RHR Classifications:
Time and Setting: 1815, England and on board ship
Genre: Historical Romance
Heat Level: 2
Reviewer Rating: 4.5 stars

Review by Jill

At twenty-six years of age, J.E. Burke, conchologist is ready to make her mark on the scientific world, and for once get the credit for her work. Keen to continue and advance her study of mollusc shells, she signs on for an expedition with the Royal Society to the South Seas aboard His Majesty’s Ship, Tenacious.

Lieutenant Charles Dance, veteran of sea battles and the Royal Navy, has his hands full with his new posting aboard HMS Tenacious. With a drunken captain, a slovenly, ill-disciplined crew, a filthy, poorly-maintained ship, he now has a female to contend with, trying all at once to protect her from the eyes of his leering crew and from their potentially dangerous and superstitious views of a female on board ship.

What a completely wonderful story! I haven’t read any of the previous books in this series. Although I did read Ms Essex’s debut years ago, this is the first book of hers I’ve read since then. With so many excellent authors in the historical romance genre, it’s very difficult to find time to read them all. However, from reading A Scandal to Remember, Elizabeth Essex is going on my list of must-read HR authors.

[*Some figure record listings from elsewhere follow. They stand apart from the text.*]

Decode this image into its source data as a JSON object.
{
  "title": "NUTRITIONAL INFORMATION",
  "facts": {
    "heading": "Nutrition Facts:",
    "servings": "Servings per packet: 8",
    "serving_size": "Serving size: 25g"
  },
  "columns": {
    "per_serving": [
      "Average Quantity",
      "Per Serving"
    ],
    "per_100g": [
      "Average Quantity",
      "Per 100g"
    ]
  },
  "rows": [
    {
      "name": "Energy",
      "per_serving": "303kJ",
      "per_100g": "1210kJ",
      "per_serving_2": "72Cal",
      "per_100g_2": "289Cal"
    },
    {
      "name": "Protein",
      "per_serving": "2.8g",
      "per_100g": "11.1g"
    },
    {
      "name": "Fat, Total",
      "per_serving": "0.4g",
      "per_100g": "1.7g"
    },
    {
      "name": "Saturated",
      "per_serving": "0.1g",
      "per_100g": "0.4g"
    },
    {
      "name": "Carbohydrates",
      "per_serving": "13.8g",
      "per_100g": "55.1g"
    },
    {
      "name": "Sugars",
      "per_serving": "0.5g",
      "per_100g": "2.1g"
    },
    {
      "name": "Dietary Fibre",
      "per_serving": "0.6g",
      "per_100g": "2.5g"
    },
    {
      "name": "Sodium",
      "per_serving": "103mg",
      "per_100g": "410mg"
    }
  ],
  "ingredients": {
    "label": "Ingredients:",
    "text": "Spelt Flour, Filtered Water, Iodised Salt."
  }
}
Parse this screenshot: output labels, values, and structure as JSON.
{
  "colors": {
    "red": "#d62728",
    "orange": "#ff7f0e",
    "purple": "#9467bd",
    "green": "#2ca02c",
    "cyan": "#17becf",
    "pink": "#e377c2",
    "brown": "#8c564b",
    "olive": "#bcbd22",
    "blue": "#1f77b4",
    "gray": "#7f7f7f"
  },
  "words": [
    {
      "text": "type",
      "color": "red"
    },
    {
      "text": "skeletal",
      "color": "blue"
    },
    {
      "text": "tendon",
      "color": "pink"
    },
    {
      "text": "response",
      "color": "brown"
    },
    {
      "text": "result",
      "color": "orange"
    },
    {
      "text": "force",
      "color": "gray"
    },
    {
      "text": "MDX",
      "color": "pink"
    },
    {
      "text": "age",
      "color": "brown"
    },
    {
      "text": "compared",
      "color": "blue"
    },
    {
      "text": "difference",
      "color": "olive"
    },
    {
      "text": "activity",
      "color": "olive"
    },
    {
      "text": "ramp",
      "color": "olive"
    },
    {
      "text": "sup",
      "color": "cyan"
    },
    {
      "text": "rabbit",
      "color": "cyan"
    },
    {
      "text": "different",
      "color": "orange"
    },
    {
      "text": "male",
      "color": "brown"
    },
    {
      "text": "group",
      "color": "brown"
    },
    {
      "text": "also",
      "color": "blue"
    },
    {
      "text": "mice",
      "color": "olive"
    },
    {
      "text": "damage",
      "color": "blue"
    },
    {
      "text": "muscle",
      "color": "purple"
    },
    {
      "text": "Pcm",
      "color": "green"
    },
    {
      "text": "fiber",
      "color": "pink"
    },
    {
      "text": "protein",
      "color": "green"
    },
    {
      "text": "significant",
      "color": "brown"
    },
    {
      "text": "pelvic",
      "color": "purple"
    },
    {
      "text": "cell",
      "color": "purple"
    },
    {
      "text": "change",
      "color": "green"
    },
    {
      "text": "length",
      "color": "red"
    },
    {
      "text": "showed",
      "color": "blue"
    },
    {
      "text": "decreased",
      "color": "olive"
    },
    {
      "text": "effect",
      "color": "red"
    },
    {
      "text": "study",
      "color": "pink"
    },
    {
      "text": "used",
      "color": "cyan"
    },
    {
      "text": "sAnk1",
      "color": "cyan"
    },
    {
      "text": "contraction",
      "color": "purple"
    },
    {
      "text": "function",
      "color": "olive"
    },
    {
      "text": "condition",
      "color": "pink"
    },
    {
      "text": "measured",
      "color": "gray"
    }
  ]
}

Set in 1815, and mainly on board ship, A Scandal to Remember is a must for readers who enjoy well-written, well-researched historical naval romances. I’ve read a number of stories set on a ship or in the Royal Navy, but none that read as authentically as this. I’m guessing that Ms Essex may be a fan of C. S. Forester (Horatio Hornblower) – and who isn’t? – and Patrick O’Brian (Master & Commander).

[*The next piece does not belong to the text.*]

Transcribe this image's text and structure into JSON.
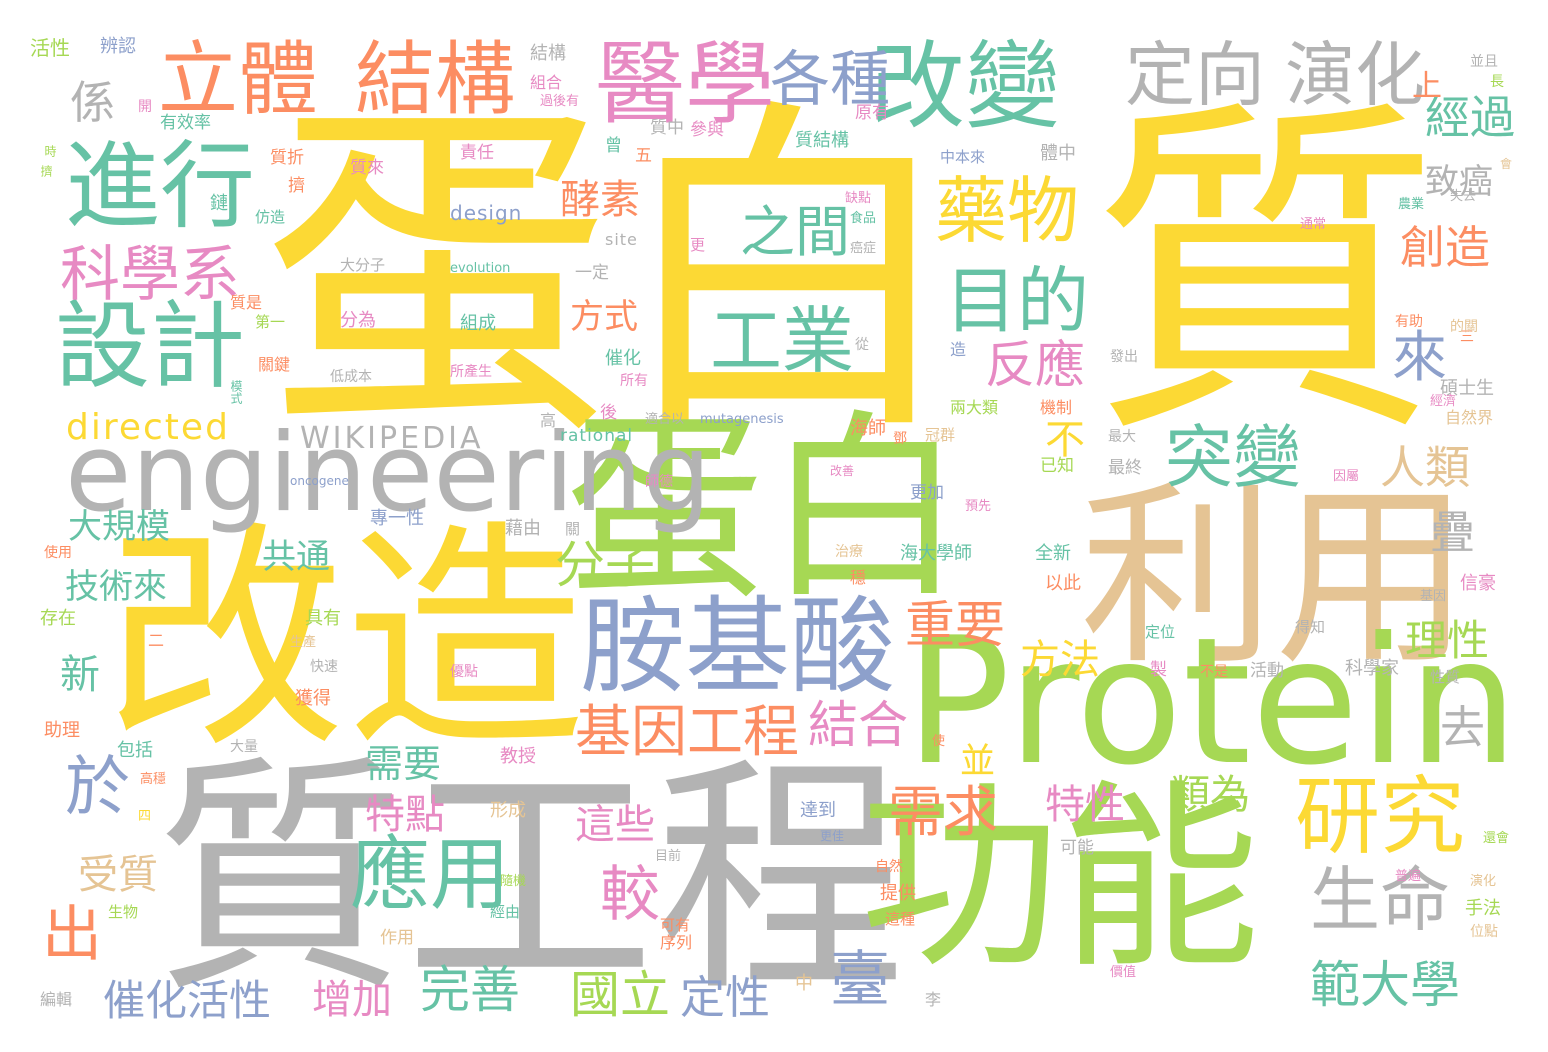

There were however, a couple of minor quibbles that I can overlook, and one major one, that I can’t. Firstly, the minor stuff. There was a bit of repetition. For example, it was mentioned a number of times that the heroine was small, little, tiny, petite. Got it the first time. It’s also somewhat implausible that a young, single woman in 1815 would have got herself to the ship and on board in the first place, let alone unaccompanied. The ship was not provisioned for the trip halfway across the world – not in its captain, crew, foodstuffs or its seaworthiness – and I wasn’t convinced that the diligent Dance would have allowed it to sail. After a very detailed story, the ending was wrapped up just a bit too quickly. Minor things.

And the one hiccup, in an otherwise excellent read?

Dance was running short of creative curses. Truer words…

The overuse of a certain swear word here – its use 25+ times in this book – is way more than any historical romance I’ve ever read, especially from one of the big publishers. But I’m not complaining about its use – rather about its overuse. A well-placed exclamation or expletive at the right time, every now and then can be very effective, and really highlight a scene or phrase, a character’s emotional state, stress or fear. But its overuse here is both anachronistic and unnecessary and took me completely taken out of the story. Its use in contemporary romance may be de rigueur nowadays. But in historical romance, it is particularly egregious. That I spent any time wondering why the author overused this word means that its context here distracted and detracted from what is a memorable and quite brilliant story.

But that aside, I’m still giving A Scandal to Remember a hearty recommendation.